5 Common Misconceptions

Even in 2019, after the Internet and smartphones have been around for quite awhile, there are still people that don’t quite understand exactly how they work. Which is understandable, right? Smartphones, iPads and Apps are incredibly user-friendly. With the press of a button, the world is at your fingertips. So, it is not surprising that there are still plenty of common misconceptions that experts hear from parents and kids about online safety.

Recently, smartsocial.com wrote an article called “Back to School Safety for Students Online.” We liked the section about what these five experts from around the country hear “all the time” from parents and kids when it comes to technology and digital media.
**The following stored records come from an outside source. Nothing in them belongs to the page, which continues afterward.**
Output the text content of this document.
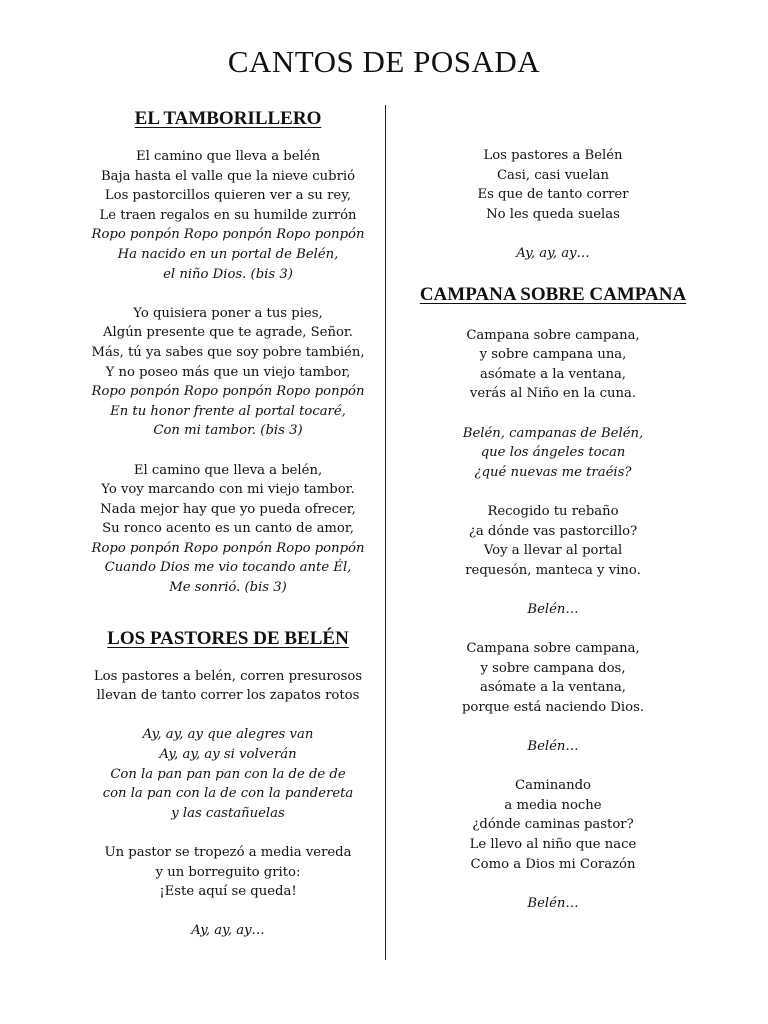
CANTOS DE POSADA
EL TAMBORILLERO
El camino que lleva a belén
Baja hasta el valle que la nieve cubrió
Los pastorcillos quieren ver a su rey,
Le traen regalos en su humilde zurrón
Ropo ponpón Ropo ponpón Ropo ponpón
Ha nacido en un portal de Belén,
el niño Dios. (bis 3)
Yo quisiera poner a tus pies,
Algún presente que te agrade, Señor.
Más, tú ya sabes que soy pobre también,
Y no poseo más que un viejo tambor,
Ropo ponpón Ropo ponpón Ropo ponpón
En tu honor frente al portal tocaré,
Con mi tambor. (bis 3)
El camino que lleva a belén,
Yo voy marcando con mi viejo tambor.
Nada mejor hay que yo pueda ofrecer,
Su ronco acento es un canto de amor,
Ropo ponpón Ropo ponpón Ropo ponpón
Cuando Dios me vio tocando ante Él,
Me sonrió. (bis 3)
LOS PASTORES DE BELÉN
Los pastores a belén, corren presurosos
llevan de tanto correr los zapatos rotos
Ay, ay, ay que alegres van
Ay, ay, ay si volverán
Con la pan pan pan con la de de de
con la pan con la de con la pandereta
y las castañuelas
Un pastor se tropezó a media vereda
y un borreguito grito:
¡Este aquí se queda!
Ay, ay, ay…
Los pastores a Belén
Casi, casi vuelan
Es que de tanto correr
No les queda suelas
Ay, ay, ay…
CAMPANA SOBRE CAMPANA
Campana sobre campana,
y sobre campana una,
asómate a la ventana,
verás al Niño en la cuna.
Belén, campanas de Belén,
que los ángeles tocan
¿qué nuevas me traéis?
Recogido tu rebaño
¿a dónde vas pastorcillo?
Voy a llevar al portal
requesón, manteca y vino.
Belén…
Campana sobre campana,
y sobre campana dos,
asómate a la ventana,
porque está naciendo Dios.
Belén…
Caminando
a media noche
¿dónde caminas pastor?
Le llevo al niño que nace
Como a Dios mi Corazón
Belén…
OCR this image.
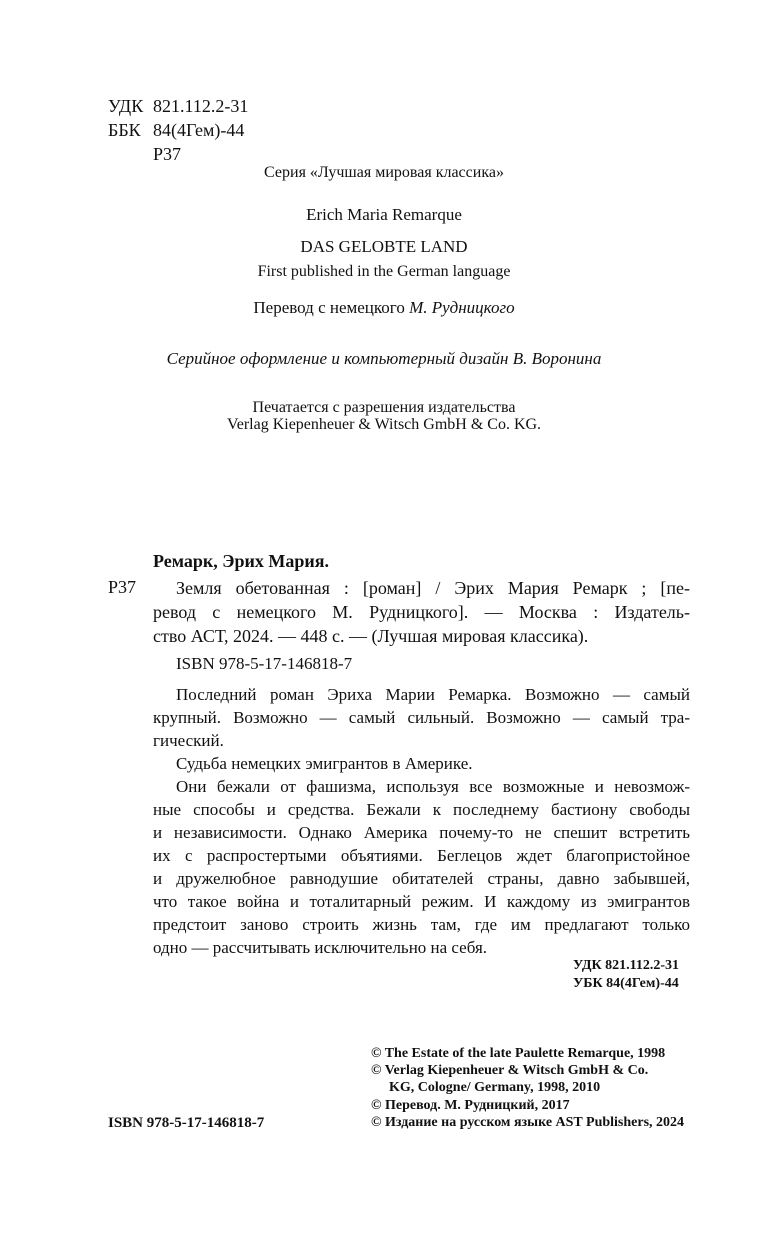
УДК 821.112.2-31
ББК 84(4Гем)-44
Р37
Серия «Лучшая мировая классика»
Erich Maria Remarque
DAS GELOBTE LAND
First published in the German language
Перевод с немецкого М. Рудницкого
Серийное оформление и компьютерный дизайн В. Воронина
Печатается с разрешения издательства
Verlag Kiepenheuer & Witsch GmbH & Co. KG.
Ремарк, Эрих Мария.
Р37 Земля обетованная : [роман] / Эрих Мария Ремарк ; [пе-
ревод с немецкого М. Рудницкого]. — Москва : Издатель-
ство АСТ, 2024. — 448 с. — (Лучшая мировая классика).
ISBN 978-5-17-146818-7
Последний роман Эриха Марии Ремарка. Возможно — самый
крупный. Возможно — самый сильный. Возможно — самый тра-
гический.
Судьба немецких эмигрантов в Америке.
Они бежали от фашизма, используя все возможные и невозмож-
ные способы и средства. Бежали к последнему бастиону свободы
и независимости. Однако Америка почему-то не спешит встретить
их с распростертыми объятиями. Беглецов ждет благопристойное
и дружелюбное равнодушие обитателей страны, давно забывшей,
что такое война и тоталитарный режим. И каждому из эмигрантов
предстоит заново строить жизнь там, где им предлагают только
одно — рассчитывать исключительно на себя.
УДК 821.112.2-31
УБК 84(4Гем)-44
ISBN 978-5-17-146818-7
© The Estate of the late Paulette Remarque, 1998
© Verlag Kiepenheuer & Witsch GmbH & Co.
KG, Cologne/ Germany, 1998, 2010
© Перевод. М. Рудницкий, 2017
© Издание на русском языке AST Publishers, 2024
Andrew Selepak is a professor in the department of telecommunication at the University of Florida and director of the graduate program in social media. “One of the things that I hear kind of frequently is, “I heard that you can hide online”. What I mean by that, is that I have a lot of students who think that if they use their first name and middle name on Facebook, then no one will ever find them. It’s not true. Don’t think that you can hide online.”

Holly Zink is a Digital Marketing Project Manager and Tech Blog Administrator at Safeguarde. She says, “People think that they can create a strong password that will keep them secure online, but it’s not always secure. For example, even if a parent were to monitor a kid’s social media account in order to protect them, that may not actually protect the child on social media because if the kid is cyber bullied online, the parent cannot do anything to protect the child in that scenario.”

Derek Peterson, who is a technology expert and founder of Digital Fly, software which helps schools with bullying, cyber-bullying, suicide, self-harm, violence and other potential dangers. He says that he hears people say, “I heard that on Snapchat everything disappears in 15 seconds.” What actually happens is a kid screenshots a  snap and then they can live on forever. That picture or that image can be texted and uploaded and sent all over the place.”

Brian Greenberga cyber-security and business technology expert at Akrete. He says that he often hears, “If I have photos on my phone, I can throw them out or delete them and I won’t ever have to worry about those again. But, that isn’t necessarily true, though, because most of those applications that take your photos synchronize all of those photos up into the cloud, so depending on how you set up your computer and your phone, you may have copies of all of your photos in iCloud, in Dropbox, in Google Photos, and a number of other services and you didn’t even know about.”

Maryanna Agelinas, who is a Mom, Entrepreneur, & Social Media Management expert at Pharos Social. She often hears that, “If my children allow me to friend them on all of their platforms it means that they must be pretty good” and that’s not true. Fake accounts exist. Spinster accounts exist. And there are so many different languages out there that cyber bullies are using, and hashtags to attack people online that parents don’t know about.”


Project B3 thought this was great information. We try to inform our readers about “everything” that they need to know in this ever-changing digital world, but sometimes it just comes down to the simplest ideas. Your photos don’t “disappear.” You can’t hide online with a different name. Even “good kids” have fake social media accounts. Strong passwords are only one way to keep your accounts safe. Snapchat snaps don’t disappear. If you didn’t know, now you know!